2. nutritional requirements: less than body requirements aeb pt's refusal of meals.

immediate goal: pt will begin to eat at least ½ of each meal provided within 24 hours.

intermediate goal: pt will be able to describe a plan for making healthy food choices/ meals by d/c

long term goal: i am having trouble with this one

i do not feel this is a necessary diagnosis and that the patient's problems with not wanting to eat are a symptom of
delayed surgical recovery
. your goals (and interventions), however, can be included with
delayed surgical recovery
. just make sure that these goals reflect the interventions you are ordering.

step #3 planning (write measurable goals/outcomes and nursing interventions) - goals/outcomes are the predicted results of the nursing interventions you will be ordering and performing - interventions specifically target the etiology of the problem or abnormal data/signs and symptoms/evidence that supports the existence of the problem - your overall goal is always aimed to alter or change something about the problem (it's cause or symptoms)

this post gives you information on how to construct a goal statement:
https://allnurses.com/forums/2509305-post158.html

goals have the following overall effect on the problem:

  • improve the problem or remedy/cure it
  • stabilize it
  • support its deterioration

interventions are of four types:

  • assess/monitor/evaluate/observe (to evaluate the patient's condition)
    • note: be clear that this is assessment as an intervention and not assessment done as part of the initial data collection during step 1.

    [*]care/perform/provide/assist (performing actual patient care)

    [*]teach/educate/instruct/supervise (educating patient or caregiver)

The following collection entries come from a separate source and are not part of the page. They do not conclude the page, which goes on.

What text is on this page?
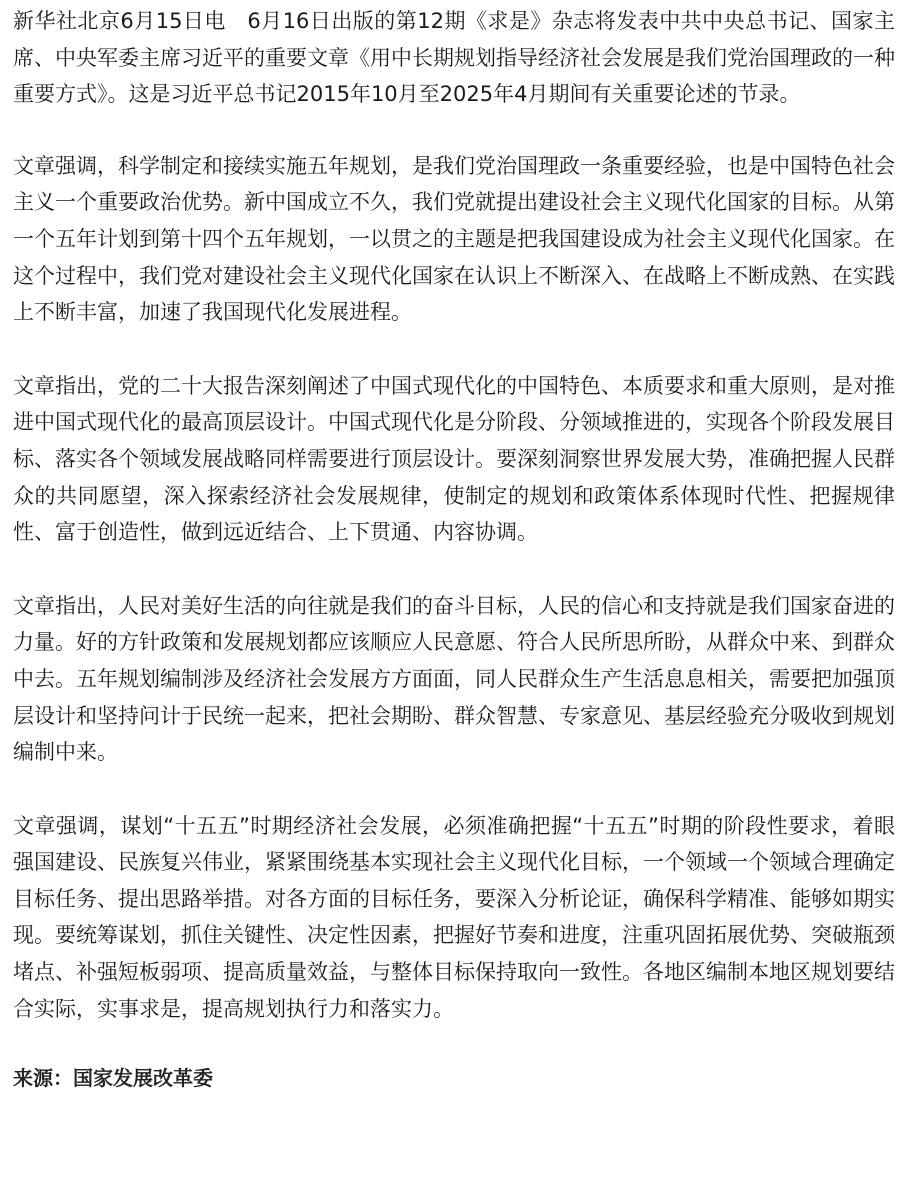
新华社北京6月15日电　6月16日出版的第12期《求是》杂志将发表中共中央总书记、国家主席、中央军委主席习近平的重要文章《用中长期规划指导经济社会发展是我们党治国理政的一种重要方式》。这是习近平总书记2015年10月至2025年4月期间有关重要论述的节录。

文章强调，科学制定和接续实施五年规划，是我们党治国理政一条重要经验，也是中国特色社会主义一个重要政治优势。新中国成立不久，我们党就提出建设社会主义现代化国家的目标。从第一个五年计划到第十四个五年规划，一以贯之的主题是把我国建设成为社会主义现代化国家。在这个过程中，我们党对建设社会主义现代化国家在认识上不断深入、在战略上不断成熟、在实践上不断丰富，加速了我国现代化发展进程。

文章指出，党的二十大报告深刻阐述了中国式现代化的中国特色、本质要求和重大原则，是对推进中国式现代化的最高顶层设计。中国式现代化是分阶段、分领域推进的，实现各个阶段发展目标、落实各个领域发展战略同样需要进行顶层设计。要深刻洞察世界发展大势，准确把握人民群众的共同愿望，深入探索经济社会发展规律，使制定的规划和政策体系体现时代性、把握规律性、富于创造性，做到远近结合、上下贯通、内容协调。

文章指出，人民对美好生活的向往就是我们的奋斗目标，人民的信心和支持就是我们国家奋进的力量。好的方针政策和发展规划都应该顺应人民意愿、符合人民所思所盼，从群众中来、到群众中去。五年规划编制涉及经济社会发展方方面面，同人民群众生产生活息息相关，需要把加强顶层设计和坚持问计于民统一起来，把社会期盼、群众智慧、专家意见、基层经验充分吸收到规划编制中来。

文章强调，谋划“十五五”时期经济社会发展，必须准确把握“十五五”时期的阶段性要求，着眼强国建设、民族复兴伟业，紧紧围绕基本实现社会主义现代化目标，一个领域一个领域合理确定目标任务、提出思路举措。对各方面的目标任务，要深入分析论证，确保科学精准、能够如期实现。要统筹谋划，抓住关键性、决定性因素，把握好节奏和进度，注重巩固拓展优势、突破瓶颈堵点、补强短板弱项、提高质量效益，与整体目标保持取向一致性。各地区编制本地区规划要结合实际，实事求是，提高规划执行力和落实力。

来源：国家发展改革委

    [*]manage/refer/contact/notify (managing the care on behalf of the patient or caregiver)

Specializes in med/surg, telemetry, IV therapy, mgmt.
Dursing Dx for knee replacement (from Nursing Care Plans by Gulanick/Myers) are:

1. Acute Pain-the assesment did not mention pain however I would think it would be a consern.

2.Impaired Physical Mobility

3.Risk for Ineffective Tissue Perfusion

4. Deficient Knowege (of disease process, treatment regimen, perscribed activity) hope this helps!!!

You could also have risk of infection to the surgery site

:wink2:

Here's the problem with care plan books and diagnosing by medical condition and why the nursing process needs to be employed when care planning:

the nursing process will take the uniqueness of the patient's situation into account every time

Daytonite,

Thank you so much for your help! I'm going to sit down with this and I'll think it all through and repost when I come up with my answers. I sure do appreciate you taking the time to help me actually learn!